Yesterday was the kind of day that happens once every five years in normal, quite households that do not suffer from hypertension, melodrama and severe mood swings. In my family it happens at least once a month.

Yesterday our house was up in flames (almost a literal description if I had been allowed to do what I threatened to do), people were crying, screaming from the deepest part of their being and of course, slapping their faces with great frequency and gusto.

Yesterday my uncle was due to fly to the Gabon, where he works for 3 months on and off on a ship. Yesterday my gran was feeling very agitated and had wound herself up tightly, ready to release all of her tension on whoever was unlucky enough to get in her way.

The result of this tension was that my aunt started to rip her hair out and pack her bags, swearing to take her children and move anywhere else. My uncle (not the one travelling) ended up getting into a fight with the neighbours in the street and just managed to stop himself from whacking them round the head with a large metal stick.

These events were spurred on from a single sentence my gran (who was anxiously waiting to get to the airport, wanting to get there 5 hours before we needed to be there) said to both my aunt and my uncle. That was "If you don't want to take him to the airport he can get a taxi". BANG, the fire had been lit, and everything that happened after only set to anger it more.
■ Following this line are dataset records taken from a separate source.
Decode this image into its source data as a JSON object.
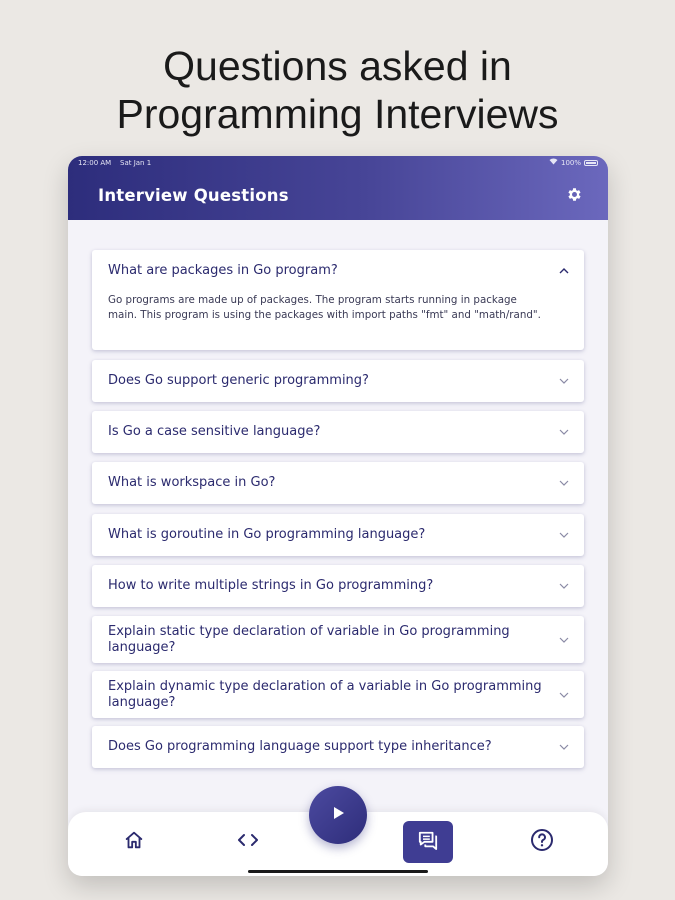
{
  "headline": {
    "line1": "Questions asked in",
    "line2": "Programming Interviews"
  },
  "status": {
    "time": "12:00 AM",
    "date": "Sat Jan 1",
    "battery": "100%"
  },
  "app": {
    "title": "Interview Questions"
  },
  "questions": [
    {
      "question": "What are packages in Go program?",
      "expanded": true,
      "answer": "Go programs are made up of packages. The program starts running in package main. This program is using the packages with import paths \"fmt\" and \"math/rand\"."
    },
    {
      "question": "Does Go support generic programming?",
      "expanded": false
    },
    {
      "question": "Is Go a case sensitive language?",
      "expanded": false
    },
    {
      "question": "What is workspace in Go?",
      "expanded": false
    },
    {
      "question": "What is goroutine in Go programming language?",
      "expanded": false
    },
    {
      "question": "How to write multiple strings in Go programming?",
      "expanded": false
    },
    {
      "question": "Explain static type declaration of variable in Go programming language?",
      "expanded": false
    },
    {
      "question": "Explain dynamic type declaration of a variable in Go programming language?",
      "expanded": false
    },
    {
      "question": "Does Go programming language support type inheritance?",
      "expanded": false
    }
  ],
  "nav": {
    "items": [
      {
        "icon": "home-icon",
        "active": false
      },
      {
        "icon": "code-icon",
        "active": false
      },
      {
        "icon": "chat-icon",
        "active": true
      },
      {
        "icon": "help-icon",
        "active": false
      }
    ],
    "fab_icon": "play-icon"
  },
  "colors": {
    "primary": "#3f3d93",
    "appbar_start": "#2d2d7c",
    "appbar_end": "#6b68bd",
    "question_text": "#2b2a6e",
    "background": "#ebe8e4"
  }
}
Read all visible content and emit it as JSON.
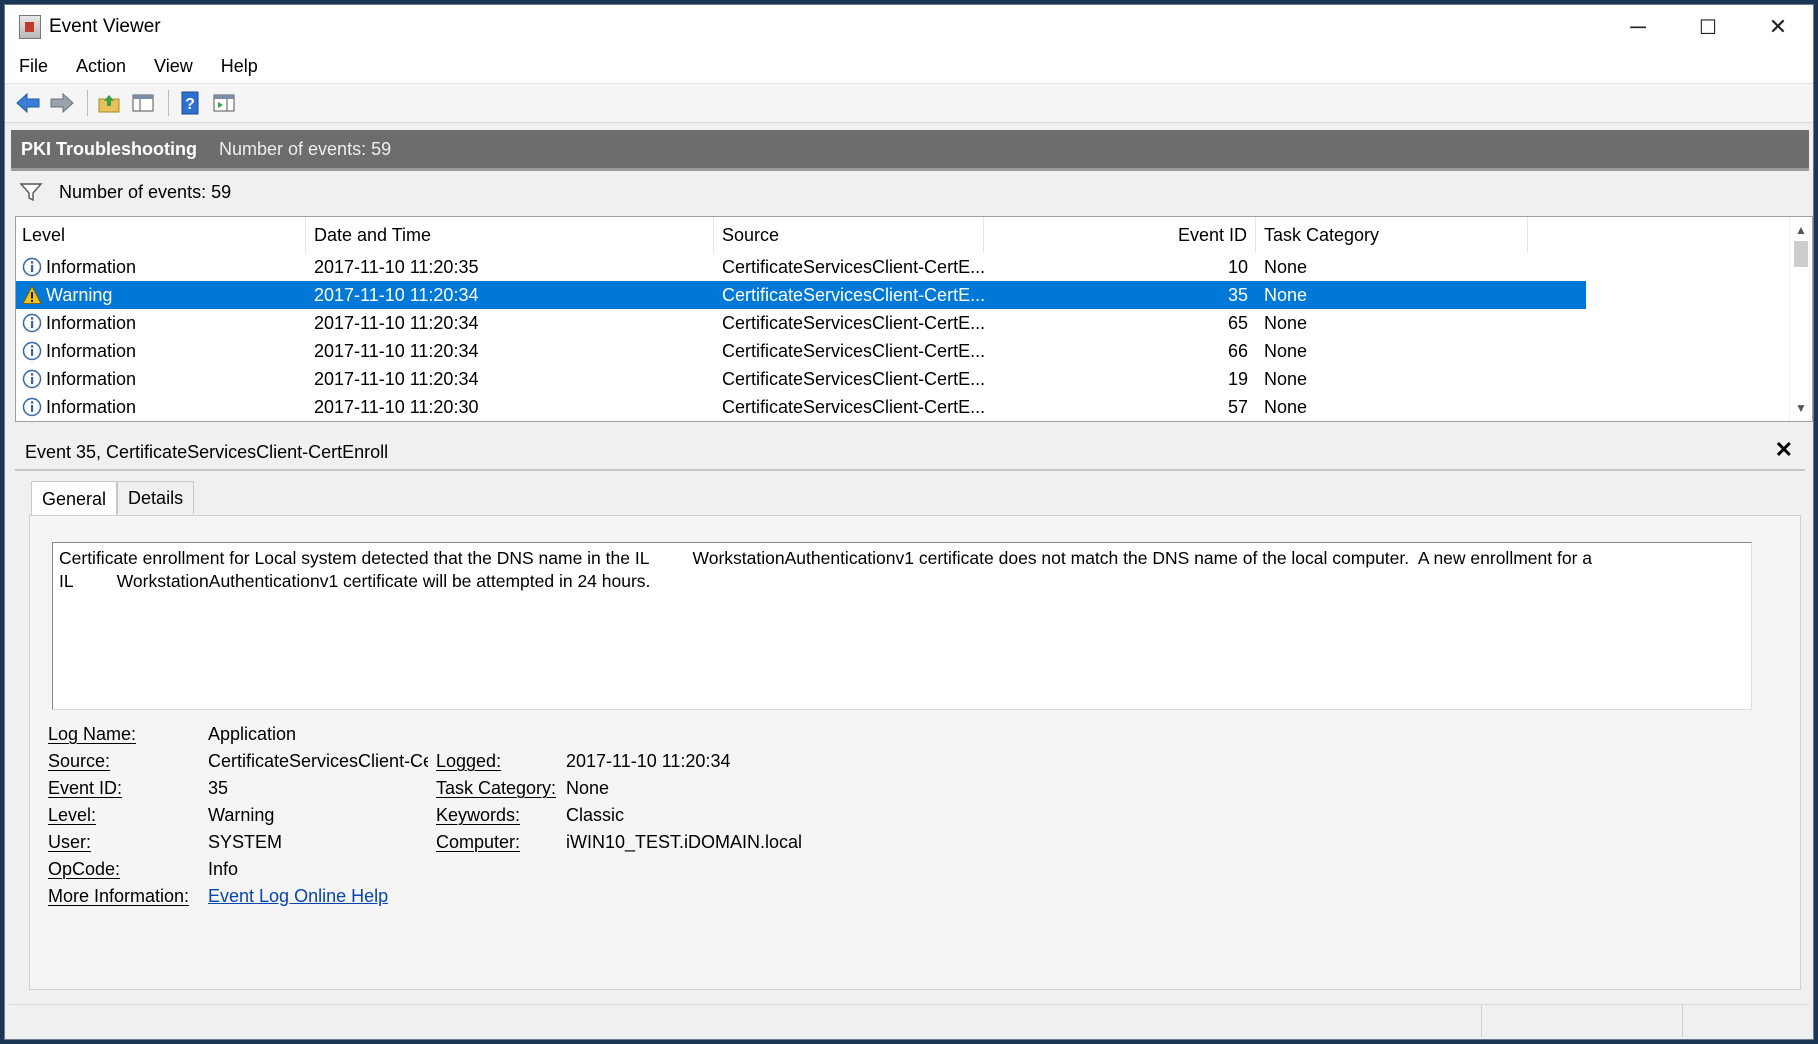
{
  "window": {
    "title": "Event Viewer",
    "min": "─",
    "max": "☐",
    "close": "✕"
  },
  "menu": [
    "File",
    "Action",
    "View",
    "Help"
  ],
  "header": {
    "title": "PKI Troubleshooting",
    "count": "Number of events: 59"
  },
  "filter": {
    "text": "Number of events: 59"
  },
  "grid": {
    "columns": [
      "Level",
      "Date and Time",
      "Source",
      "Event ID",
      "Task Category"
    ],
    "rows": [
      {
        "level": "Information",
        "date": "2017-11-10 11:20:35",
        "source": "CertificateServicesClient-CertE...",
        "id": "10",
        "category": "None"
      },
      {
        "level": "Warning",
        "date": "2017-11-10 11:20:34",
        "source": "CertificateServicesClient-CertE...",
        "id": "35",
        "category": "None"
      },
      {
        "level": "Information",
        "date": "2017-11-10 11:20:34",
        "source": "CertificateServicesClient-CertE...",
        "id": "65",
        "category": "None"
      },
      {
        "level": "Information",
        "date": "2017-11-10 11:20:34",
        "source": "CertificateServicesClient-CertE...",
        "id": "66",
        "category": "None"
      },
      {
        "level": "Information",
        "date": "2017-11-10 11:20:34",
        "source": "CertificateServicesClient-CertE...",
        "id": "19",
        "category": "None"
      },
      {
        "level": "Information",
        "date": "2017-11-10 11:20:30",
        "source": "CertificateServicesClient-CertE...",
        "id": "57",
        "category": "None"
      }
    ],
    "selected_row": 1
  },
  "detail": {
    "title": "Event 35, CertificateServicesClient-CertEnroll",
    "close": "✕",
    "tabs": [
      "General",
      "Details"
    ],
    "description_line1": "Certificate enrollment for Local system detected that the DNS name in the IL         WorkstationAuthenticationv1 certificate does not match the DNS name of the local computer.  A new enrollment for a",
    "description_line2": "IL         WorkstationAuthenticationv1 certificate will be attempted in 24 hours.",
    "log_name_label": "Log Name:",
    "log_name": "Application",
    "source_label": "Source:",
    "source": "CertificateServicesClient-Cer",
    "logged_label": "Logged:",
    "logged": "2017-11-10 11:20:34",
    "event_id_label": "Event ID:",
    "event_id": "35",
    "task_category_label": "Task Category:",
    "task_category": "None",
    "level_label": "Level:",
    "level": "Warning",
    "keywords_label": "Keywords:",
    "keywords": "Classic",
    "user_label": "User:",
    "user": "SYSTEM",
    "computer_label": "Computer:",
    "computer": "iWIN10_TEST.iDOMAIN.local",
    "opcode_label": "OpCode:",
    "opcode": "Info",
    "more_info_label": "More Information:",
    "more_info_link": "Event Log Online Help"
  },
  "colors": {
    "selection": "#0078d7",
    "header_band": "#6d6d6d",
    "link": "#0645ad"
  },
  "icons": [
    "back-arrow-icon",
    "forward-arrow-icon",
    "folder-up-icon",
    "show-hide-tree-icon",
    "help-icon",
    "show-hide-action-pane-icon",
    "filter-icon",
    "information-icon",
    "warning-icon"
  ]
}
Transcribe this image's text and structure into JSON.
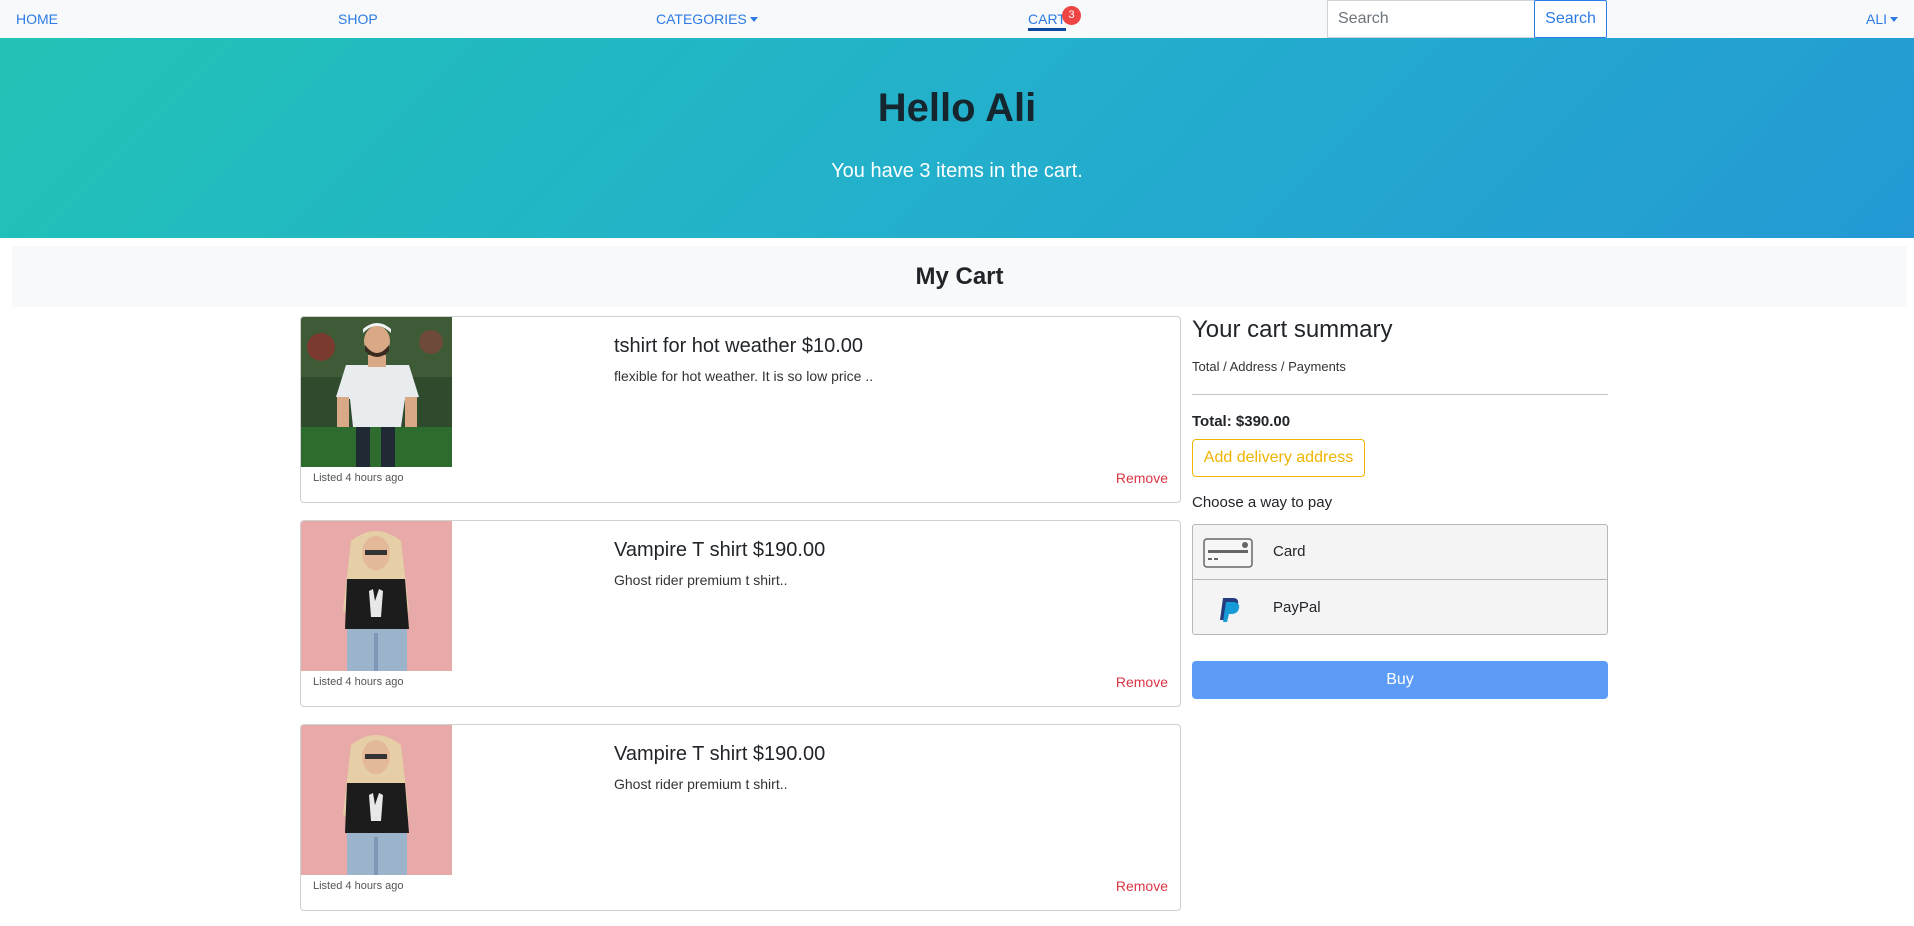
{
  "nav": {
    "home": "HOME",
    "shop": "SHOP",
    "categories": "CATEGORIES",
    "cart": "CART",
    "cart_count": "3",
    "search_placeholder": "Search",
    "search_button": "Search",
    "user": "ALI"
  },
  "hero": {
    "title": "Hello Ali",
    "subtitle": "You have 3 items in the cart."
  },
  "cart": {
    "heading": "My Cart",
    "items": [
      {
        "title": "tshirt for hot weather $10.00",
        "description": "flexible for hot weather. It is so low price ..",
        "listed": "Listed 4 hours ago",
        "remove": "Remove"
      },
      {
        "title": "Vampire T shirt $190.00",
        "description": "Ghost rider premium t shirt..",
        "listed": "Listed 4 hours ago",
        "remove": "Remove"
      },
      {
        "title": "Vampire T shirt $190.00",
        "description": "Ghost rider premium t shirt..",
        "listed": "Listed 4 hours ago",
        "remove": "Remove"
      }
    ]
  },
  "summary": {
    "title": "Your cart summary",
    "breadcrumbs": "Total / Address / Payments",
    "total": "Total: $390.00",
    "address_button": "Add delivery address",
    "pay_label": "Choose a way to pay",
    "pay_options": [
      {
        "label": "Card",
        "icon": "credit-card-icon"
      },
      {
        "label": "PayPal",
        "icon": "paypal-icon"
      }
    ],
    "buy_button": "Buy"
  },
  "colors": {
    "accent": "#2c7be5",
    "danger": "#dc3545",
    "warning": "#f0b400",
    "buy": "#5c9cf7"
  }
}
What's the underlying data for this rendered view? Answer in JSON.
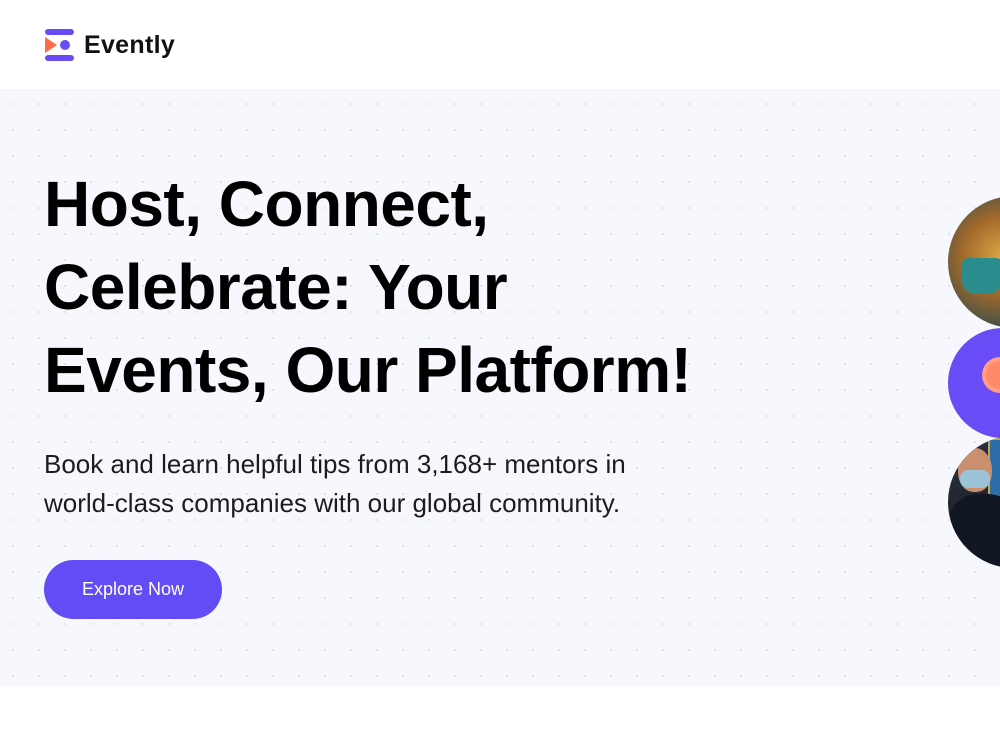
{
  "header": {
    "brand_name": "Evently",
    "logo_icon": "evently-logo-icon",
    "colors": {
      "logo_primary": "#6a4cf6",
      "logo_accent": "#ff6b4a"
    }
  },
  "hero": {
    "title_lines": [
      "Host, Connect,",
      "Celebrate: Your",
      "Events, Our Platform!"
    ],
    "description_lines": [
      "Book and learn helpful tips from 3,168+ mentors in",
      "world-class companies with our global community."
    ],
    "cta_label": "Explore Now",
    "colors": {
      "background": "#f6f8fd",
      "cta": "#624cf5",
      "cta_text": "#ffffff"
    },
    "images": [
      "hero-image-cafe",
      "hero-image-flower",
      "hero-image-person"
    ]
  }
}
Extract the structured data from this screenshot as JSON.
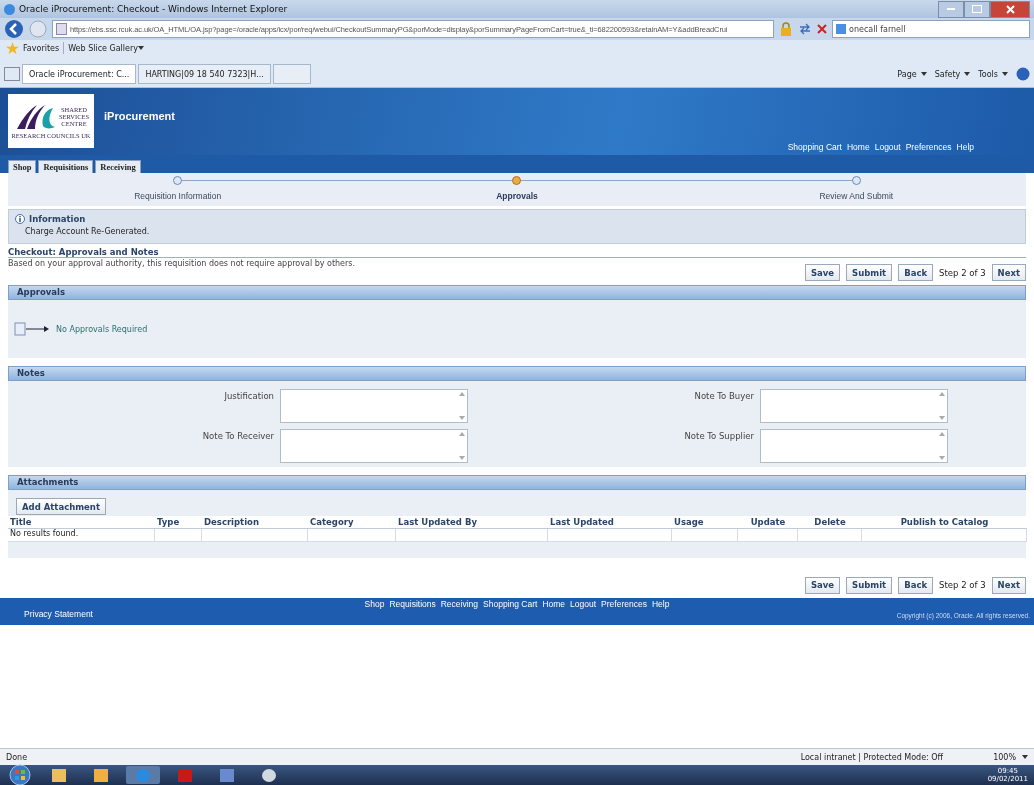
{
  "browser": {
    "title": "Oracle iProcurement: Checkout - Windows Internet Explorer",
    "url": "https://ebs.ssc.rcuk.ac.uk/OA_HTML/OA.jsp?page=/oracle/apps/icx/por/req/webui/CheckoutSummaryPG&porMode=display&porSummaryPageFromCart=true&_ti=682200593&retainAM=Y&addBreadCrui",
    "search": "onecall farnell",
    "favorites": "Favorites",
    "web_slice": "Web Slice Gallery",
    "tabs": [
      {
        "label": "Oracle iProcurement: C...",
        "selected": true
      },
      {
        "label": "HARTING|09 18 540 7323|H...",
        "selected": false
      }
    ],
    "commands": [
      "Page",
      "Safety",
      "Tools"
    ]
  },
  "app": {
    "logo_lines": [
      "SHARED",
      "SERVICES",
      "CENTRE"
    ],
    "logo_caption": "RESEARCH COUNCILS UK",
    "name": "iProcurement",
    "global_links": [
      "Shopping Cart",
      "Home",
      "Logout",
      "Preferences",
      "Help"
    ],
    "tabs": [
      {
        "label": "Shop",
        "selected": false
      },
      {
        "label": "Requisitions",
        "selected": false
      },
      {
        "label": "Receiving",
        "selected": false
      }
    ]
  },
  "train": [
    {
      "label": "Requisition Information",
      "selected": false
    },
    {
      "label": "Approvals",
      "selected": true
    },
    {
      "label": "Review And Submit",
      "selected": false
    }
  ],
  "info": {
    "title": "Information",
    "message": "Charge Account Re-Generated."
  },
  "page_title": "Checkout: Approvals and Notes",
  "description": "Based on your approval authority, this requisition does not require approval by others.",
  "top_actions": {
    "buttons": [
      "Save",
      "Submit",
      "Back"
    ],
    "step": "Step 2 of 3",
    "next": "Next"
  },
  "approvals": {
    "header": "Approvals",
    "message": "No Approvals Required"
  },
  "notes": {
    "header": "Notes",
    "fields": [
      {
        "label": "Justification"
      },
      {
        "label": "Note To Buyer"
      },
      {
        "label": "Note To Receiver"
      },
      {
        "label": "Note To Supplier"
      }
    ]
  },
  "attachments": {
    "header": "Attachments",
    "button": "Add Attachment",
    "columns": [
      "Title",
      "Type",
      "Description",
      "Category",
      "Last Updated By",
      "Last Updated",
      "Usage",
      "Update",
      "Delete",
      "Publish to Catalog"
    ],
    "empty": "No results found."
  },
  "bottom_actions": {
    "buttons": [
      "Save",
      "Submit",
      "Back"
    ],
    "step": "Step 2 of 3",
    "next": "Next"
  },
  "footer": {
    "links": [
      "Shop",
      "Requisitions",
      "Receiving",
      "Shopping Cart",
      "Home",
      "Logout",
      "Preferences",
      "Help"
    ],
    "privacy": "Privacy Statement",
    "copyright": "Copyright (c) 2006, Oracle. All rights reserved."
  },
  "status_bar": {
    "text": "Done",
    "zone": "Local intranet | Protected Mode: Off",
    "zoom": "100%"
  },
  "taskbar": {
    "time": "09:45",
    "date": "09/02/2011"
  }
}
In the end we managed to get my uncle to the airport (albeit to the wrong terminal because he hadn't taken the liberty to actually check his ticket before we left) and he got on his flight.

On the way back, my cousin called my aunt, panic in her voice. She had heard a lot of commotion in the street in front of us and went to see what had happened. 3 people had been shot dead by passing security forces, and their bodies had been left in the street for long enough for most of our neighboorhood to see them. Apparently they had been a group of hooligans trying to rob a shop, so they were stopped in their tracks by their security forces.

It's difficult to believe anything you hear here. It seems as though you cannot get an unbiased account of anything - evereything that happens is tightly bound in conspiracy, politics and strong unfounded beliefs.

In fact, yesterday I was thinking to myself how inadequate I felt that I didn't know much about Egyptian history. Then I said to myself, but how can I be sure that what I read online or in history books is the actual truth? How can bwe believe any history that we hear? During Mubarak's reign, history taught at schools in Egypt had been 'modified' to teach innocent minds that Mubarak had countless significant achievements under his belt, that were all either fake or done before his time.

How do we know what is actually true? Ever?

This thought made me feel a bit depressed. I have now decided to just learn from any source I can, but also not to forget the source that I learned it from, instead of blindly believing anything that interested me. In short, yesterday I decided that I would stop being GULLIBLE.